What is DDoS and the increasing influence of IoT botnets?
This continuing proliferation, with millions of IoT devices, while potentially beneficial to our society and global economy, also provides an opportunity to malicious parties globally. Unfortunately, many of these IoT devices are operating with versions of Linux that are easy to compromise, or firmware that has not be kept up to date making them easier targets for parties to remotely gain control. This combined with access to high-bandwidth more symmetrical broadband services provides an opportunity to deliver higher scale multi-terabit, and beyond, DDoS attacks when these devices are combined into botnets. IoT botnets are now responsible for the majority od Distributed Denial-of-Service (DDoS) attack traffic and this has led to the collapse of DDoS service process globally, to a mere fraction of the cost in the last few years. They are one of the tools now available to political activists, extortion operations and even nation states.
Assuaging the thirst for botnet DDoS attacks
When we look at identifying potential botnet DDoS attacks, that is often the easy part. The more difficult challenge is how to address the attack in a granular manner without creating a traffic bottleneck or black holes. How do you distinguish traffic that is originating from hundreds, potentially thousands, of compromised IoT devices, and valid traffic. How do you limit or even stop this compromised traffic without impacting the service experience of valid users. While there maybe a drive to introduce more intelligence on the IoT devices themselves and into their supply chain, how does the IP network defend itself. It requires an ability to rapidly set up and tear down hundreds of thousands of IP filters in the network – all without impacting the performance of the IP network.
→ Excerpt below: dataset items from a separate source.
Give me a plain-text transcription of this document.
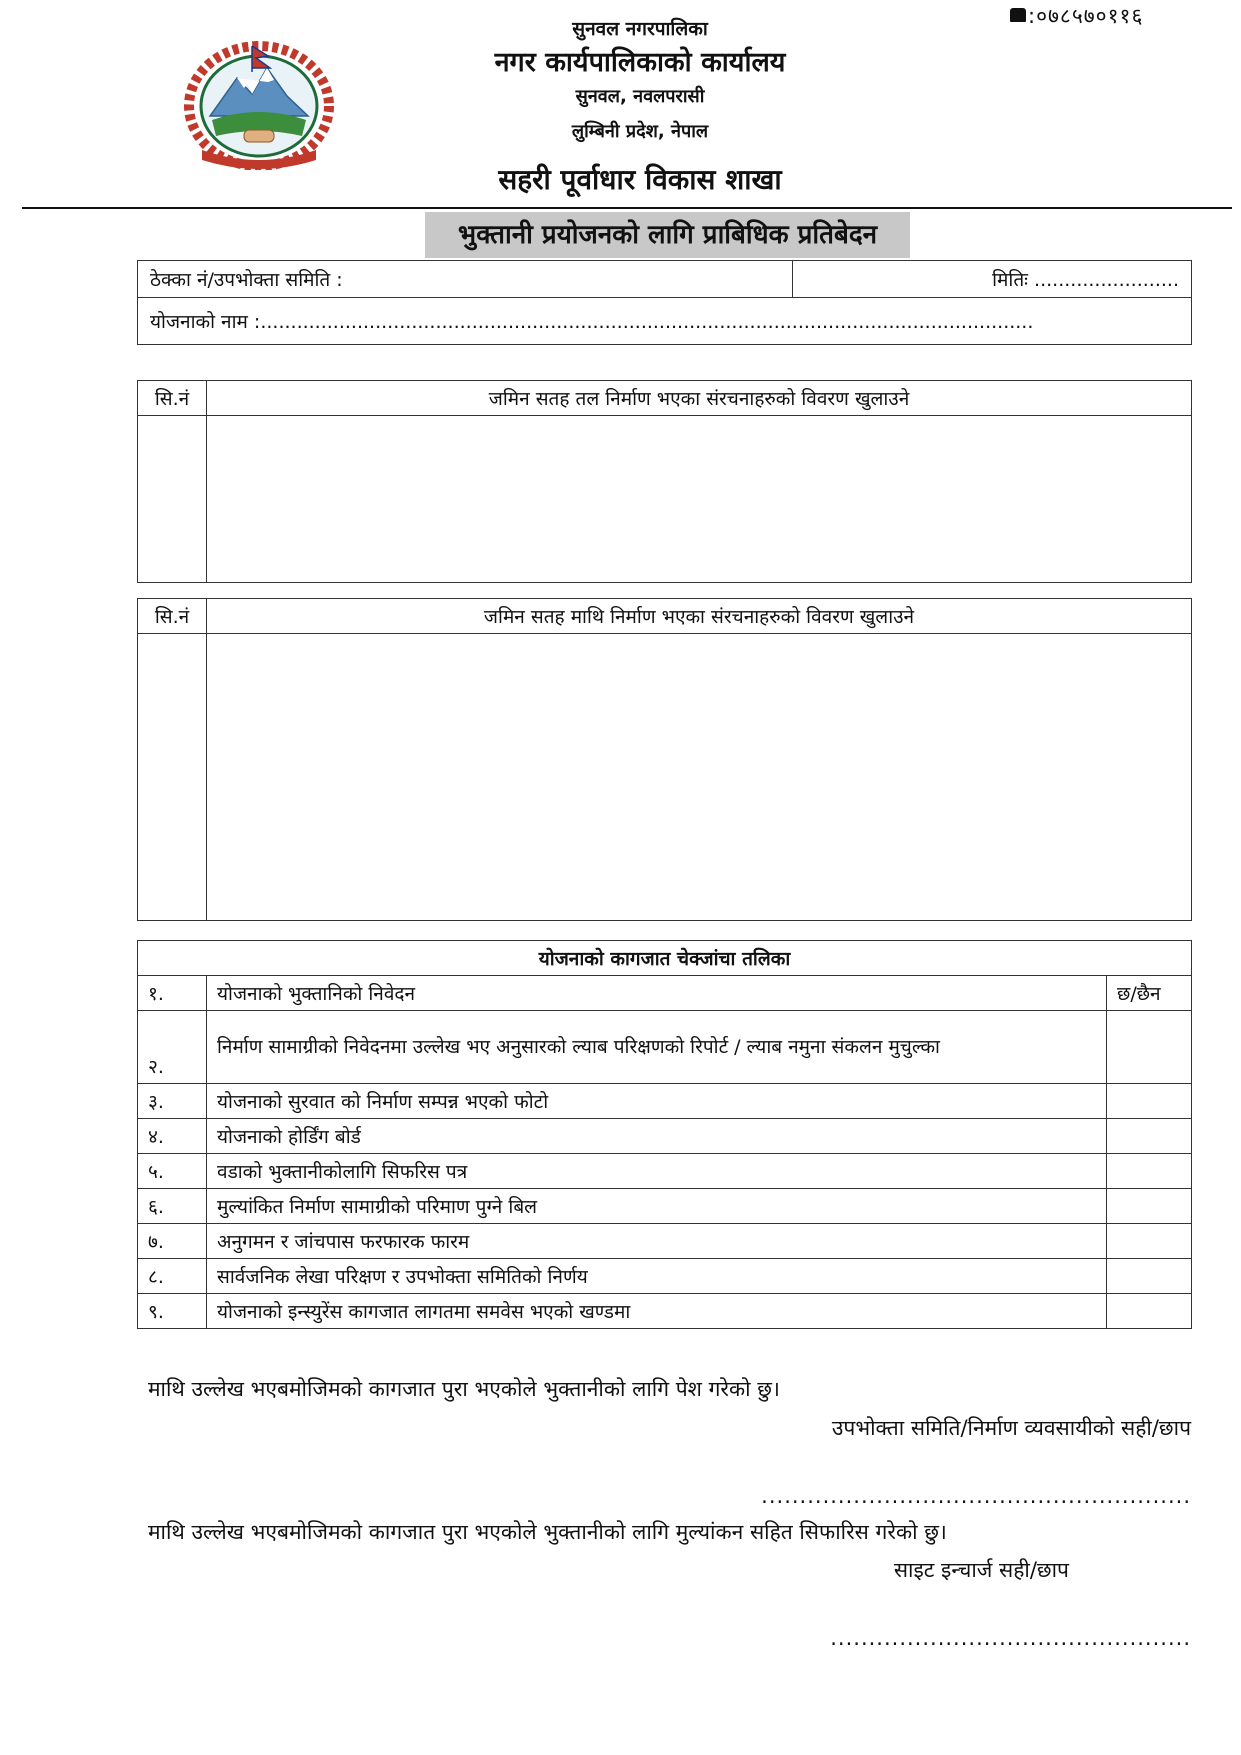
:०७८५७०११६
सुनवल नगरपालिका
नगर कार्यपालिकाको कार्यालय
सुनवल, नवलपरासी
लुम्बिनी प्रदेश, नेपाल
सहरी पूर्वाधार विकास शाखा
भुक्तानी प्रयोजनको लागि प्राबिधिक प्रतिबेदन
ठेक्का नं/उपभोक्ता समिति :	मितिः ........................
योजनाको नाम :................................................................................................................................
सि.नं	जमिन सतह तल निर्माण भएका संरचनाहरुको विवरण खुलाउने

सि.नं	जमिन सतह माथि निर्माण भएका संरचनाहरुको विवरण खुलाउने

योजनाको कागजात चेक्जांचा तलिका		
१.	योजनाको भुक्तानिको निवेदन	छ/छैन
२.	निर्माण सामाग्रीको निवेदनमा उल्लेख भए अनुसारको ल्याब परिक्षणको रिपोर्ट / ल्याब नमुना संकलन मुचुल्का	
३.	योजनाको सुरवात को निर्माण सम्पन्न भएको फोटो	
४.	योजनाको होर्डिंग बोर्ड	
५.	वडाको भुक्तानीकोलागि सिफरिस पत्र	
६.	मुल्यांकित निर्माण सामाग्रीको परिमाण पुग्ने बिल	
७.	अनुगमन र जांचपास फरफारक फारम	
८.	सार्वजनिक लेखा परिक्षण र उपभोक्ता समितिको निर्णय	
९.	योजनाको इन्स्युरेंस कागजात लागतमा समवेस भएको खण्डमा	
माथि उल्लेख भएबमोजिमको कागजात पुरा भएकोले भुक्तानीको लागि पेश गरेको छु।
उपभोक्ता समिति/निर्माण व्यवसायीको सही/छाप
........................................................
माथि उल्लेख भएबमोजिमको कागजात पुरा भएकोले भुक्तानीको लागि मुल्यांकन सहित सिफारिस गरेको छु।
साइट इन्चार्ज सही/छाप
...............................................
Why is connectivity in the quantum era vital?
The rapid digitalization of industries, government, and individuals has driven the recognition that our global networks are business and societal-critical infrastructure. By 2023, digitalization had far exceeded simple transactions like order placement, inventory management or logistics optimization- it has embraced cloud-based compute and storage, process automation and AI-based customer experiences. All of this means that network connectivity is vital to most any organization or individual.
While the industry has worked to protect this network connectivity through introduction of wide scale encryption, we are seeing a new threat – the quantum threat. The quantum threat comes from the massive processing power quantum computers can bring to bear on algorithms used to safeguard public key network encryption. There is wide industry debate as to when a quantum processor – or network of quantum processors – will amass enough qubits to break public key network algorithms in a timely manner. The debate is not ‘if’ but ‘when’. Due to its implications, the industry has given it a name: Q-Day.
To avoid the potential catastrophic impacts, work is underway to develop a new set of public key cryptographic algorithms that will take quantum computers an impractical length of time to break. This work is being overseen by bodies such as a NIST (National Institute of Standards and Technology), with the initiative known as post-quantum cryptography (PQC). It is making good progress, but standardization and mass deployment is expected to take years. Who gets to the finish line first – sufficiently powerful encryption-breaking quantum computers or universal PQC deployment – is the subject of yet another unnerving debate.
While this debate continues, the time to act is now. Of increasing concern are so-called harvest-now-decrypt-later (HNDL) attacks. If malicious parties with adequate resources can intercept and harvest sensitive data flowing in today’s networks, then that data can be decrypted on or following Q-day.
How to make networks quantum safe?
Thankfully we are in a position to make our networks quantum safe today. According to multiple authorities – including the NSA, NIST, ETSI and ANSI – symmetric encryption algorithms like AES coupled with highly randomized and large 256-bit keys are quantum safe.
These symmetric encryption algorithms can be used to introduce quantum safe encryption of traffic flows between routers or optical switches today, safeguarding all data well in advance of Q-day. The symmetric keys can be distributed using quantum-safe encryption over traditional IP and optical links, or via quantum key distribution (QKD) mechanisms.
Are you prepared?
Regardless of these powerful new threats to network security coming from the incomparable attack bandwidth of IoT botnets, or the raw processing power of quantum computers, help is out there. Network operators just need to ask the right questions to ensure the requisite IP network security capabilities are an integral, multi-layered part of their new or upgraded IP network builds.